Los cuentos que se recitaban alrededor de los fogones eran didácticos, porque advertían a los más jóvenes sobre los riesgos del camino, las brujas, los bandidos y embaucadores. La vida era cruel, peligrosa y solo a veces había “un final feliz” y se comían perdices. Un factor común en estos cuentos era el acecho del hambre. Si no era previsor –como los Tres chanchitos– o se vivía en forma despreocupada como la Cigarra, lo más probable era que se pasase hambre. Las alusiones a la antropofagia –como las de Hansel y Gretel– eran reales, son varios los casos de canibalismo relatados y documentados. Los más famosos acontecieron durante la Revolución Francesa, pero de ninguna forma fueron los únicos. La iconografía de la época, los famosos desnudos de Velázquez o Rubens muestran señoras excedidas de peso (en las Tres Gracias hasta puede verse que padecen celulitis) como sumun de la belleza de un grupo social que tenía la suerte de comer todos los días, lujo que le estaba negado a estos jóvenes lanzados a los caminos por “culpa “de las madrastras y de sus padres que consentían esta separación (aunque pocos cuentos de esa época tengan en cuenta la figura del padre abandónico). Los tiempos cambiaron y en el siglo XIX las condiciones comenzaron de a poco a mejorar. No todo era, necesariamente, tan cruel. Al menos los cuentos de Dickens relatan está inequidad que a muchos les parecía “normal”.

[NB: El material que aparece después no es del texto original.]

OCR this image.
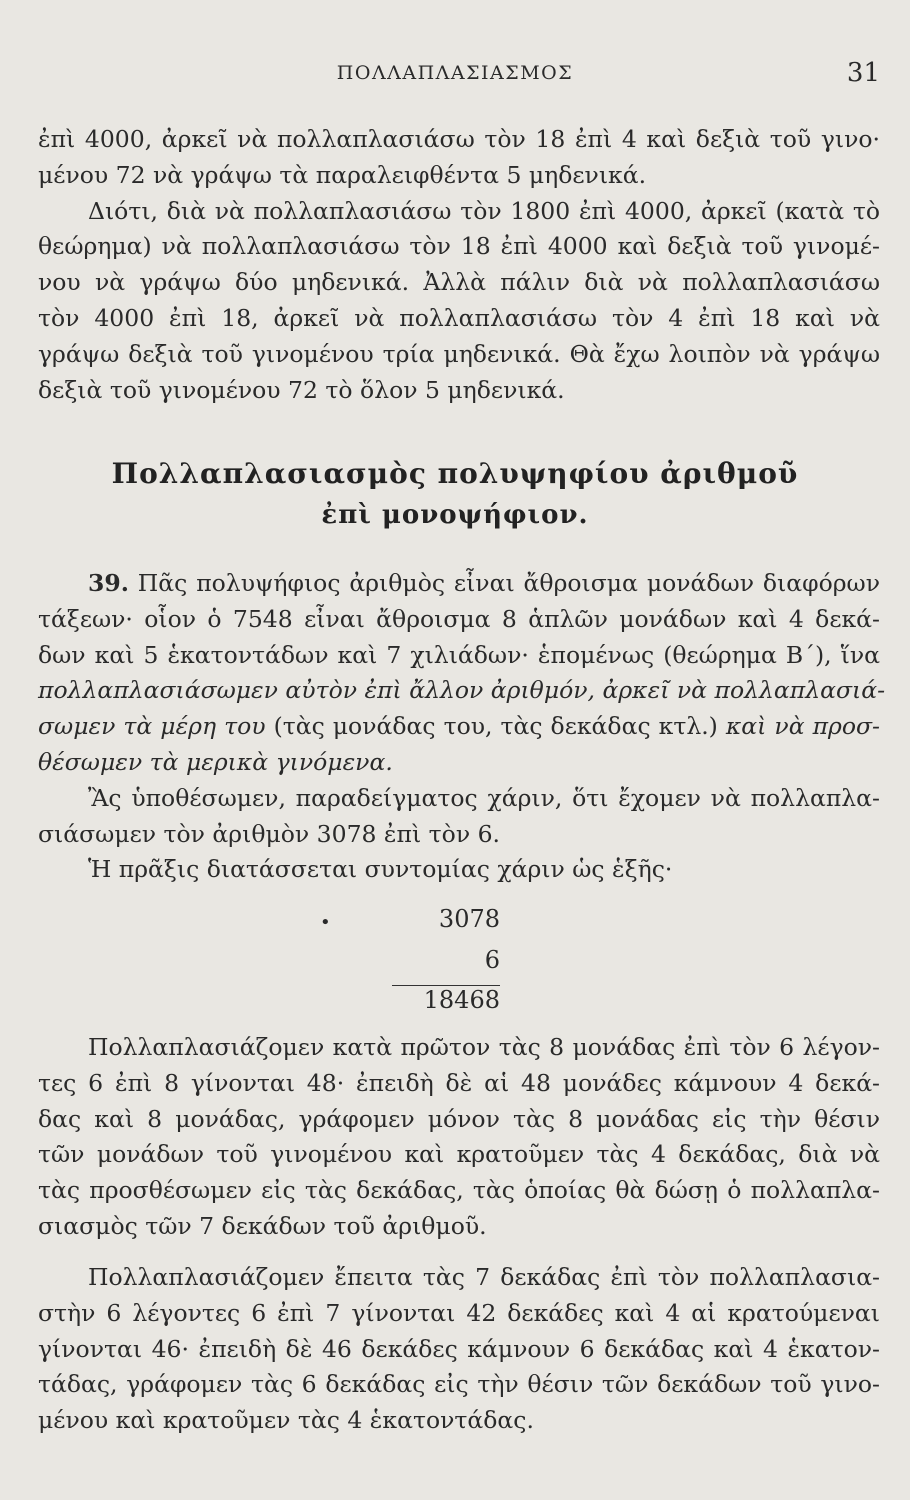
ΠΟΛΛΑΠΛΑΣΙΑΣΜΟΣ	31
ἐπὶ 4000, ἀρκεῖ νὰ πολλαπλασιάσω τὸν 18 ἐπὶ 4 καὶ δεξιὰ τοῦ γινο·
μένου 72 νὰ γράψω τὰ παραλειφθέντα 5 μηδενικά.
Διότι, διὰ νὰ πολλαπλασιάσω τὸν 1800 ἐπὶ 4000, ἀρκεῖ (κατὰ τὸ
θεώρημα) νὰ πολλαπλασιάσω τὸν 18 ἐπὶ 4000 καὶ δεξιὰ τοῦ γινομέ-
νου νὰ γράψω δύο μηδενικά. Ἀλλὰ πάλιν διὰ νὰ πολλαπλασιάσω
τὸν 4000 ἐπὶ 18, ἀρκεῖ νὰ πολλαπλασιάσω τὸν 4 ἐπὶ 18 καὶ νὰ
γράψω δεξιὰ τοῦ γινομένου τρία μηδενικά. Θὰ ἔχω λοιπὸν νὰ γράψω
δεξιὰ τοῦ γινομένου 72 τὸ ὅλον 5 μηδενικά.
Πολλαπλασιασμὸς πολυψηφίου ἀριθμοῦ
ἐπὶ μονοψήφιον.
39. Πᾶς πολυψήφιος ἀριθμὸς εἶναι ἄθροισμα μονάδων διαφόρων
τάξεων· οἷον ὁ 7548 εἶναι ἄθροισμα 8 ἁπλῶν μονάδων καὶ 4 δεκά-
δων καὶ 5 ἑκατοντάδων καὶ 7 χιλιάδων· ἑπομένως (θεώρημα Β΄), ἵνα
πολλαπλασιάσωμεν αὐτὸν ἐπὶ ἄλλον ἀριθμόν, ἀρκεῖ νὰ πολλαπλασιά-
σωμεν τὰ μέρη του (τὰς μονάδας του, τὰς δεκάδας κτλ.) καὶ νὰ προσ-
θέσωμεν τὰ μερικὰ γινόμενα.
Ἂς ὑποθέσωμεν, παραδείγματος χάριν, ὅτι ἔχομεν νὰ πολλαπλα-
σιάσωμεν τὸν ἀριθμὸν 3078 ἐπὶ τὸν 6.
Ἡ πρᾶξις διατάσσεται συντομίας χάριν ὡς ἑξῆς·
•	3078
6
18468
Πολλαπλασιάζομεν κατὰ πρῶτον τὰς 8 μονάδας ἐπὶ τὸν 6 λέγον-
τες 6 ἐπὶ 8 γίνονται 48· ἐπειδὴ δὲ αἱ 48 μονάδες κάμνουν 4 δεκά-
δας καὶ 8 μονάδας, γράφομεν μόνον τὰς 8 μονάδας εἰς τὴν θέσιν
τῶν μονάδων τοῦ γινομένου καὶ κρατοῦμεν τὰς 4 δεκάδας, διὰ νὰ
τὰς προσθέσωμεν εἰς τὰς δεκάδας, τὰς ὁποίας θὰ δώσῃ ὁ πολλαπλα-
σιασμὸς τῶν 7 δεκάδων τοῦ ἀριθμοῦ.
Πολλαπλασιάζομεν ἔπειτα τὰς 7 δεκάδας ἐπὶ τὸν πολλαπλασια-
στὴν 6 λέγοντες 6 ἐπὶ 7 γίνονται 42 δεκάδες καὶ 4 αἱ κρατούμεναι
γίνονται 46· ἐπειδὴ δὲ 46 δεκάδες κάμνουν 6 δεκάδας καὶ 4 ἑκατον-
τάδας, γράφομεν τὰς 6 δεκάδας εἰς τὴν θέσιν τῶν δεκάδων τοῦ γινο-
μένου καὶ κρατοῦμεν τὰς 4 ἑκατοντάδας.
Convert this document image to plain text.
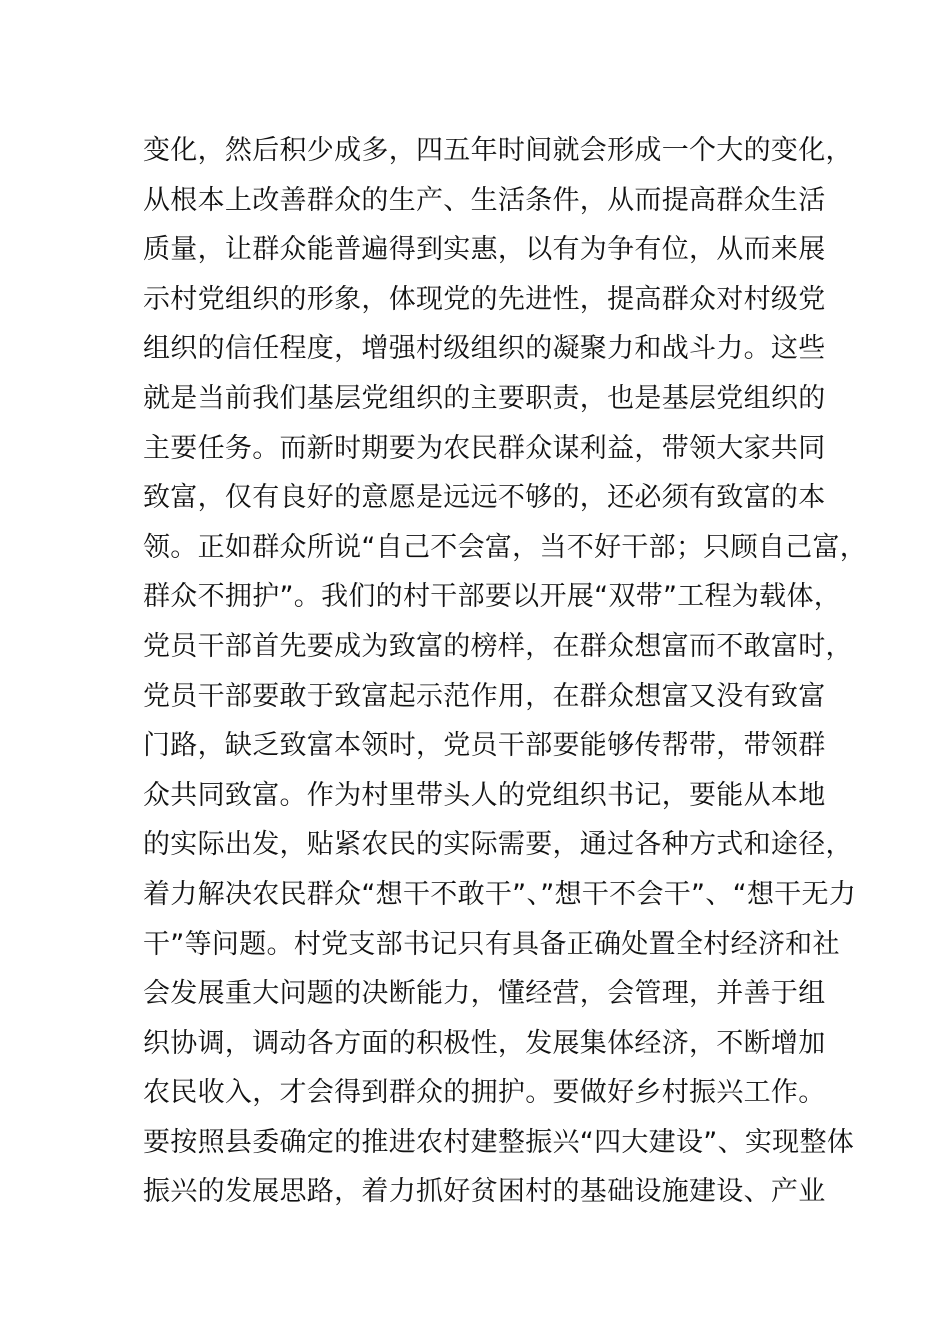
变化，然后积少成多，四五年时间就会形成一个大的变化，
从根本上改善群众的生产、生活条件，从而提高群众生活
质量，让群众能普遍得到实惠，以有为争有位，从而来展
示村党组织的形象，体现党的先进性，提高群众对村级党
组织的信任程度，增强村级组织的凝聚力和战斗力。这些
就是当前我们基层党组织的主要职责，也是基层党组织的
主要任务。而新时期要为农民群众谋利益，带领大家共同
致富，仅有良好的意愿是远远不够的，还必须有致富的本
领。正如群众所说“自己不会富，当不好干部；只顾自己富，
群众不拥护”。我们的村干部要以开展“双带”工程为载体，
党员干部首先要成为致富的榜样，在群众想富而不敢富时，
党员干部要敢于致富起示范作用，在群众想富又没有致富
门路，缺乏致富本领时，党员干部要能够传帮带，带领群
众共同致富。作为村里带头人的党组织书记，要能从本地
的实际出发，贴紧农民的实际需要，通过各种方式和途径，
着力解决农民群众“想干不敢干”、”想干不会干”、“想干无力
干”等问题。村党支部书记只有具备正确处置全村经济和社
会发展重大问题的决断能力，懂经营，会管理，并善于组
织协调，调动各方面的积极性，发展集体经济，不断增加
农民收入，才会得到群众的拥护。要做好乡村振兴工作。
要按照县委确定的推进农村建整振兴“四大建设”、实现整体
振兴的发展思路，着力抓好贫困村的基础设施建设、产业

El primer gran cuento infantil en romper este canon fue el de Alicia en el País de las Maravillas, donde prima el sinsentido, paradójicamente escrito por un profesor de lógica como lo era el reverendo Charles Dodgson (cuyo seudónimo era Lewis Carroll). En esta historia, aparentemente disparatada, se burla del terror que los otros cuentos infantiles trataban de inspirar bajo la figura de la reina que ordenaba decapitar a quien la contradijese. En estos viajes de Alicia por un mundo maravilloso, Lewis deja entrever que la vida, a pesar de sus sinsentidos, de sus angustias e ilusiones es una encantadora aventura que merece ser vivida a pesar de los lobos feroces y las madrastras.